The weather conditions allowed for the harvest of grapes of a “fabulous quality” with a higher than usual sugar content, the federal agriculture office (FOA) said in a news release issued on Wednesday.
But dryer than normal conditions impacted production, which fell to 85 million litres from 93.4 million litres in 2014, making it one of the smallest harvest in recent years, the FOA said.
After a mild winter but a cold February vines across the country developed later than usual in the spring when mild weather induced early blossoming in many vineyard areas.
An extremely hot summer combined with little rainfall led to the lower harvest levels, which were also impacted by reported damage from Moon Privilege, a fungicide produced by Germany’s Bayer company and used by many Swiss wine growers.
In the autumn, Swiss growers said the fungicide was responsible for cutting their grape harvests by up to ten percent and demanded compensation from Bayer.
The company issued a warning advising grape growers not to use the fungicide until an investigation into its link with crop damage could be completed.

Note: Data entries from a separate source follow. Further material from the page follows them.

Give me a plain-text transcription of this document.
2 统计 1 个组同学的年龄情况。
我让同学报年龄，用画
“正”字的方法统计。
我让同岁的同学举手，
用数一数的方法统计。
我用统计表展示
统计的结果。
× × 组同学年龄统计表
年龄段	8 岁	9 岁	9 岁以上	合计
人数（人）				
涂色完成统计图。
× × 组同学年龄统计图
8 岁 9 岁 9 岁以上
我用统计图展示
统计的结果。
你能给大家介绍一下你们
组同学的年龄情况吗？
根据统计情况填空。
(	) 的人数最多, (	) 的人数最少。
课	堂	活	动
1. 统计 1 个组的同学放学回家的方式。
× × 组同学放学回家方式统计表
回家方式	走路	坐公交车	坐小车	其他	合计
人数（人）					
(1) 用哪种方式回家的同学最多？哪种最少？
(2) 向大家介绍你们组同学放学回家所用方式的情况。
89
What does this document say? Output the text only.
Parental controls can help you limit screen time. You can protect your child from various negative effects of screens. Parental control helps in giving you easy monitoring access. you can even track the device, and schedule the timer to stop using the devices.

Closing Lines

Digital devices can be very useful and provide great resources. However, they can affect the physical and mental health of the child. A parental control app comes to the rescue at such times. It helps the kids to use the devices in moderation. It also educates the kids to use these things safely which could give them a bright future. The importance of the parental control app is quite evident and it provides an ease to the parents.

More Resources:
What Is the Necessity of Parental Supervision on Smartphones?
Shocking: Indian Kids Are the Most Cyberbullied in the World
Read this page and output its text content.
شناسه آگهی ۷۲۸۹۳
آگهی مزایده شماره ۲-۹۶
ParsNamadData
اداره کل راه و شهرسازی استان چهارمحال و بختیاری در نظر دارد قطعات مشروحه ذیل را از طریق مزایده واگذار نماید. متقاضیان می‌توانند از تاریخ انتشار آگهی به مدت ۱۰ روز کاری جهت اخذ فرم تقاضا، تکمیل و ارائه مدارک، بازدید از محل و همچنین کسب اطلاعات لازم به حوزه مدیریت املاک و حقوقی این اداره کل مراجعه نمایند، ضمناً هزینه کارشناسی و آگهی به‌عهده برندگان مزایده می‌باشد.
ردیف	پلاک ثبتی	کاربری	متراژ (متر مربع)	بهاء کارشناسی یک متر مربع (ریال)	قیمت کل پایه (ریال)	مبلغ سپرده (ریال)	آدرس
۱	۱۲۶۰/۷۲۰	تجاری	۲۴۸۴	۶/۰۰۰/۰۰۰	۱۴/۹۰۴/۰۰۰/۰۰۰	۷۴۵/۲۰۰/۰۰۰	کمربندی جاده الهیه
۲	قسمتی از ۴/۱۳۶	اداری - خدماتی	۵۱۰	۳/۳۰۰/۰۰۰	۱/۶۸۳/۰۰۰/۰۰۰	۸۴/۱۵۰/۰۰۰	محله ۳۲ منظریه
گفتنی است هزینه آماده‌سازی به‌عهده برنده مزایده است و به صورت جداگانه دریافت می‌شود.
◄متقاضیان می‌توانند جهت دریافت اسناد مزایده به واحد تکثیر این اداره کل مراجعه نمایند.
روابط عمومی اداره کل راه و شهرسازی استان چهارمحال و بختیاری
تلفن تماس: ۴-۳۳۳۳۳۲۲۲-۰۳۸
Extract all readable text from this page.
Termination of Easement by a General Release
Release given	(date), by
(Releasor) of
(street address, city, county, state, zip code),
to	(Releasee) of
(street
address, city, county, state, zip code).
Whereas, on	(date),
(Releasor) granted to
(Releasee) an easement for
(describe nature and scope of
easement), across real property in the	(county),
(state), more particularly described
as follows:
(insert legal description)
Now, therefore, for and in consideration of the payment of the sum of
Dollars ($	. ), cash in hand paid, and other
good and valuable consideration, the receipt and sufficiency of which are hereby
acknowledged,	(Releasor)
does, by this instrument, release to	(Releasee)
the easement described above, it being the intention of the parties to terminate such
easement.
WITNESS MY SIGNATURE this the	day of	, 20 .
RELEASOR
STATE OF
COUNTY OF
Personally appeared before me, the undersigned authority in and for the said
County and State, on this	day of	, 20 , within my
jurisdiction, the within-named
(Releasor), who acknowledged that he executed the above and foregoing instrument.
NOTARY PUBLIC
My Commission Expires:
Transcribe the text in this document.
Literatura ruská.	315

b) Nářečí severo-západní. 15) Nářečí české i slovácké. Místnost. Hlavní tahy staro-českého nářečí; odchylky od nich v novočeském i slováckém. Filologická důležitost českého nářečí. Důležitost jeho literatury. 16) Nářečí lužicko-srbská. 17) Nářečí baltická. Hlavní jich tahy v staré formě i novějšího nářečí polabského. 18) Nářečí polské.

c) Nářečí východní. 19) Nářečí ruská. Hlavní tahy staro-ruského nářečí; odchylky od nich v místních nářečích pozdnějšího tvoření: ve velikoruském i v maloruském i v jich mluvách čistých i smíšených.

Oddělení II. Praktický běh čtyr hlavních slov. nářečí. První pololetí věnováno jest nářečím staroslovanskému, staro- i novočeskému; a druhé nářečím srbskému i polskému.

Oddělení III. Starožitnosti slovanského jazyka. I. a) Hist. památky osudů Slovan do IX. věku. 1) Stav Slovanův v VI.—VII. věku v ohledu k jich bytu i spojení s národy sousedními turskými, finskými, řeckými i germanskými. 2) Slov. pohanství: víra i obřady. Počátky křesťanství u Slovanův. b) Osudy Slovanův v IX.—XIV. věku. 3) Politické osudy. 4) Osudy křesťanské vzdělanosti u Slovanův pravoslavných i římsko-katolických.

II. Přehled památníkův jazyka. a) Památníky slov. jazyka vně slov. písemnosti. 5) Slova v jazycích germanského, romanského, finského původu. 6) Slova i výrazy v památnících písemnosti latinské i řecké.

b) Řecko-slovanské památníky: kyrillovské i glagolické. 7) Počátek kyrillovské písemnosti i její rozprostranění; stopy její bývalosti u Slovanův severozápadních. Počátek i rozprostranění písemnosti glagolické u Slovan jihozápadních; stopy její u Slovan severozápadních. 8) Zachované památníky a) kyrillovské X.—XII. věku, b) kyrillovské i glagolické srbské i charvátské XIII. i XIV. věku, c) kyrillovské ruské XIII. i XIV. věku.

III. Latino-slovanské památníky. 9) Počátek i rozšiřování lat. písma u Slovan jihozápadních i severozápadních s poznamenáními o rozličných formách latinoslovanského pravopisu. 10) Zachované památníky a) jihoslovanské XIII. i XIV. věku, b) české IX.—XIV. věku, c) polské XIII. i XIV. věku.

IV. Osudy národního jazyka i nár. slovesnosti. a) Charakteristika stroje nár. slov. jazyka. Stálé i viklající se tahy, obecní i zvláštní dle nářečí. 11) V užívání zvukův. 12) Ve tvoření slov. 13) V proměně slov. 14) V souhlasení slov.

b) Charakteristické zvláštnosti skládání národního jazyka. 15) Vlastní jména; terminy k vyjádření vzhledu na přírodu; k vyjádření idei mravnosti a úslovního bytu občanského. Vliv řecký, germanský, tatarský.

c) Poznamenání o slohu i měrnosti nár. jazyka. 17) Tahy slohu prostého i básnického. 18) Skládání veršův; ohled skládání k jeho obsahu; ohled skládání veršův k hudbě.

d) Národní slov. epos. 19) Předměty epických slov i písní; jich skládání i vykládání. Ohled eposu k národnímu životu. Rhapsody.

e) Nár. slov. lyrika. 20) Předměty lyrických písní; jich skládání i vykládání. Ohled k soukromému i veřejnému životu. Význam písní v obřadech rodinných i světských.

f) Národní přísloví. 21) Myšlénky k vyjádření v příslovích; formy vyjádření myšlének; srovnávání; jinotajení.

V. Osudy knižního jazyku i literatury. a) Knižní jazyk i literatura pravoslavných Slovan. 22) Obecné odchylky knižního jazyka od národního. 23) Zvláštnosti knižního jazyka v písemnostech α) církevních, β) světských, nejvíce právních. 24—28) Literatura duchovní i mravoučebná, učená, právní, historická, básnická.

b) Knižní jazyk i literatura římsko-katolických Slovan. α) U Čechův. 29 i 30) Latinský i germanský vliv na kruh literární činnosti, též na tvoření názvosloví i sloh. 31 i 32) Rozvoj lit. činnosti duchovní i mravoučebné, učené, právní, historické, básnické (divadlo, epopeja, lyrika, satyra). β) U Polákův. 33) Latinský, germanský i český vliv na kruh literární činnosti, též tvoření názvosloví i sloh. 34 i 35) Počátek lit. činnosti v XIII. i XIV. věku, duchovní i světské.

Despite the lower volume, the 2015 vintage is expected to be excellent and even though the first wines of the year will not come on the market for several months, Swiss vintners are already talking up the product.
The chances of anyone outside of Switzerland enjoying the new wines remain slim given that most of the production is consumed within the country.
Less than two percent of Swiss wine is exported.
The FOA said the area of cultivated vineyards remained stable last year at just under 15,000 hectares.
Most of the grapes are grown in western and southern Switzerland, with the canton of Valais the biggest producer.